I'm going to be sharing some notes here from my research into literary utopias and dystopias for coursework I'm working on at UW-M for my PhD. Why? Because it's the 21st century, baby, and otherwise all of this will just rattle off of the inside of my head or the walls of the library as I mumble words like "exegesis" and "hegemony" between the occasional forlorn, wordless wail. So gather 'round. Trust me, there's nothing out there in the rest of the internet except cat posters and Facebook invitations to parties in cities you don't live in.
Some questions I asked, and some partial answers:
1) Utopia = "no place" and dystopia = "broken place". If they're not opposites, does this mean they're two sides of the same concept?

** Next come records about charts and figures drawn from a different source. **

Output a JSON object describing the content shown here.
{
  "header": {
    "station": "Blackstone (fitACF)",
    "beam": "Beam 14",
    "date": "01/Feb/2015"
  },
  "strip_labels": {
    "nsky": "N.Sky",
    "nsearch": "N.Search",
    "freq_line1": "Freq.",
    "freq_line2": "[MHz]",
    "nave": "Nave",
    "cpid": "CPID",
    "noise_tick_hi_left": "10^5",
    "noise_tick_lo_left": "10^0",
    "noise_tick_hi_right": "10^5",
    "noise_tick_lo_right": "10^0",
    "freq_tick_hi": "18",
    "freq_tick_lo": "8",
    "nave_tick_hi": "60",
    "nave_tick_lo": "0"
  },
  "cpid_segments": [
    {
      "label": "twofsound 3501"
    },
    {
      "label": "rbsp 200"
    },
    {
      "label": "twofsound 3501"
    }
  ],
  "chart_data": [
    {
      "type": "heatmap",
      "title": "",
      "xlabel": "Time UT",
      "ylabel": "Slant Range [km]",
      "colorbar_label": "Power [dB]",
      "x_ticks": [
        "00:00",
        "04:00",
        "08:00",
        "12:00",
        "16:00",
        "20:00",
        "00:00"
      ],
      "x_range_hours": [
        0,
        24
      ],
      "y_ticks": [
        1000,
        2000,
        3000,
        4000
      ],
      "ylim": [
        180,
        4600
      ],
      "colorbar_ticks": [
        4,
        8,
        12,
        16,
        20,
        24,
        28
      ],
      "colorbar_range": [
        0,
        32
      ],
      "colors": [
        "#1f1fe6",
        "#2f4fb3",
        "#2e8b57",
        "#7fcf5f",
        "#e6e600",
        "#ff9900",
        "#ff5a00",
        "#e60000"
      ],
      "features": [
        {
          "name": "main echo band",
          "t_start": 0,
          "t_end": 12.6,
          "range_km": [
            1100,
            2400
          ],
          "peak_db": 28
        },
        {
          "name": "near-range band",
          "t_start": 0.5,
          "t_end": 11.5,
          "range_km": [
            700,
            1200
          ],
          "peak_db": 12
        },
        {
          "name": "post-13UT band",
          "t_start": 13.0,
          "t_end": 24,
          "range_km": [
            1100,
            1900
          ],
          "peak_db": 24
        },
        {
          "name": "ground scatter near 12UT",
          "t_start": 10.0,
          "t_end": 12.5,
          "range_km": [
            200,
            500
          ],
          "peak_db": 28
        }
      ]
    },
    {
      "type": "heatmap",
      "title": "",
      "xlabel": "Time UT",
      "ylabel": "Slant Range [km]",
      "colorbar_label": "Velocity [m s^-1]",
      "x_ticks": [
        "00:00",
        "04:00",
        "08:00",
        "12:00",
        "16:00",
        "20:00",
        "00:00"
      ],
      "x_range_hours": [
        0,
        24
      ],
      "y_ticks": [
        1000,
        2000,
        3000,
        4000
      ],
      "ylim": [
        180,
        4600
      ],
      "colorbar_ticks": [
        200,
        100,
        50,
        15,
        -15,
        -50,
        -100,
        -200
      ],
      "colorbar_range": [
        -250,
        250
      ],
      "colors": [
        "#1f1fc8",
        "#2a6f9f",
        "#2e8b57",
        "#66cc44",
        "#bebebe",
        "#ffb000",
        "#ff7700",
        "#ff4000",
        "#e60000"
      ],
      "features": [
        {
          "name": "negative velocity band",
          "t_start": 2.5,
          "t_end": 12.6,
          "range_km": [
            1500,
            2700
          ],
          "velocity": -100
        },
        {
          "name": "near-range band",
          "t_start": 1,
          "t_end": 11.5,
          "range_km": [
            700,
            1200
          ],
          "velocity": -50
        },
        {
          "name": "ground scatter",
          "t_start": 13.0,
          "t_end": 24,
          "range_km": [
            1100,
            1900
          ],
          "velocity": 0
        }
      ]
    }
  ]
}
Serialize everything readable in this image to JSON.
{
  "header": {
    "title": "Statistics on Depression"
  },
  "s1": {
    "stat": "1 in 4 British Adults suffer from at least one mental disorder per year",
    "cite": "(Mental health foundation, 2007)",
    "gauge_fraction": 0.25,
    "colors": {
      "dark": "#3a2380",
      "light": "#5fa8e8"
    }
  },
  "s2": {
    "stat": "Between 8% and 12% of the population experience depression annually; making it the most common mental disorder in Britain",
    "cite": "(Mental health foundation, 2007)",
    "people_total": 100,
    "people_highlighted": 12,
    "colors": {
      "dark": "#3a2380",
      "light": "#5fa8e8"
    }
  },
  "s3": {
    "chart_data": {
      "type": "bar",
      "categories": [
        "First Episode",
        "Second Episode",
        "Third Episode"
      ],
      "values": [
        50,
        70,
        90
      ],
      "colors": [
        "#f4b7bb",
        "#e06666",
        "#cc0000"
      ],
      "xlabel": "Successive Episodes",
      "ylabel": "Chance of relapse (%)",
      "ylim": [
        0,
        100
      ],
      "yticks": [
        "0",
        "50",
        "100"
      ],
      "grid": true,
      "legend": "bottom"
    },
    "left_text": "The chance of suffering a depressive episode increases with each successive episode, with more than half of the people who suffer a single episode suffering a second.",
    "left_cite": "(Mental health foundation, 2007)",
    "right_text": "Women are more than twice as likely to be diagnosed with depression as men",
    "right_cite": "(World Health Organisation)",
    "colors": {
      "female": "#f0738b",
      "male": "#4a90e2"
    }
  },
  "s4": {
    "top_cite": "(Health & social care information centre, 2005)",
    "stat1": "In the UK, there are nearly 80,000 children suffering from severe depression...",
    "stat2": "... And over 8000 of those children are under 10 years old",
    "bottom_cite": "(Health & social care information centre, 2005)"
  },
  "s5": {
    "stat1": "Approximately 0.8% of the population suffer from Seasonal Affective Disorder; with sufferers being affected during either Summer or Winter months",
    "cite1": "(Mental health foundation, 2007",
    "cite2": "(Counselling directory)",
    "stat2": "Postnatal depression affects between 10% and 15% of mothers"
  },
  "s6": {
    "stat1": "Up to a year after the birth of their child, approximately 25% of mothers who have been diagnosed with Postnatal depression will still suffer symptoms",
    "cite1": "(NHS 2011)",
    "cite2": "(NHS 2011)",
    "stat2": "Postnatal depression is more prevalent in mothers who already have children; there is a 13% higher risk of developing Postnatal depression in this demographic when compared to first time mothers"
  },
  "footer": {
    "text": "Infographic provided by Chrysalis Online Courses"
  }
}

A) I think they utopias and dystopias are both forms of criticism, often satirical, of the present-day world. A utopia points out the ways in which our current social world could be better, and a dystopia points out the ways in which trends in our current social world could lead us toward a future that is worse. At their heart, both story types are talking about the future, and both are criticizing the present.
2) How extensively do dystopias draw on apocalyptic mythology or (post-Darwin) acceptance of the universal struggle for existence?
A) Not sure about this one yet, but I did re-read a chunk of The Origin of the Species and found a passage I didn't remember from the first time I read it in undergrad. Darwin mentions that in this field where he tried to grow a number of plants he had several different plots. One was untilled, and the seeds had to struggle with this primarily. The next was tilled but unweeded, and the seedlings struggled primarily with the weeds. The next was tilled and weeded and the seedlings struggled with insects and slugs that tried to destroy them. The final field was tilled, weeded, and cleared of slugs and the plants struggled with each other, the stronger plants against the weaker. I found this fascinating; the idea that the struggle for existence is something that cannot ever be eliminated by perfections of environment.
3) How did literary naturalism alter the criticism inherent in utopias and dystopias from earlier periods? Did it obscure meaning?
A) This is a pretty complex question, but the short answer is yes I think it did obscure meaning. Consider very early utopias and dystopias like biblical, classic, or Renaissance texts. The meaning of the Book of Revelations is abundantly clear, as is that of Plato's Republic, as is (to a more satirical extent) Dante's Inferno. But once you see the seeds of naturalism take hold, you get texts that are lavishly detailed and they assume that the reader will meet the author halfway when it comes to making sense of the metaphor and meaning beneath the imagery. One criticism of the Naturalists is that they were mere specialists, like an artist who can create a picture of a banana that's so realistic it appears to be a photograph. The "art" of the picture is that it's indistinguishable from a photograph, but in order to appreciate this hypothetical piece, it requires that its audience understands what a photograph is, how a photograph is different from a painting, and has some sense of how difficult this accomplishment is. Literature is similar with regard to description. Your audience must understand why certain details matter before they read the book in order to understand the meaning beneath the details. The same isn't true, or at least isn't AS true, of earlier forms of utopias and dystopias.
My mental state: Poleaxed. I've read over 1000 pages of primary and secondary texts this week and I've got at least a couple hundred more to finish by the end of the night, about half of which consists of mind-bendingly abstract and dense critical texts. I had hoped I'd have at least a week or two before this level of commitment to coursework kicked in, but evidently that's not the case. I got a slight head-start on my work for ENG781 by reading Sister Carrie and McTeague before the class started, but if this week is any indication, I'm in for a grueling term. I had a headache last night that would have incapacitated a grizzly bear and it's only a matter of time before all of the sitting, driving, and scraping my eyeballs across Georg Lukacs's impenetrable prose starts to wear on me. Think Rocky was a tough-ass? If you really want an inspirational montage with 80's rock music, watch someone survive four months of PhD coursework. My initial thoughts about the social media component of this research: I love the idea of sharing PhD-level research with the world. I do not love the additional work that it represents.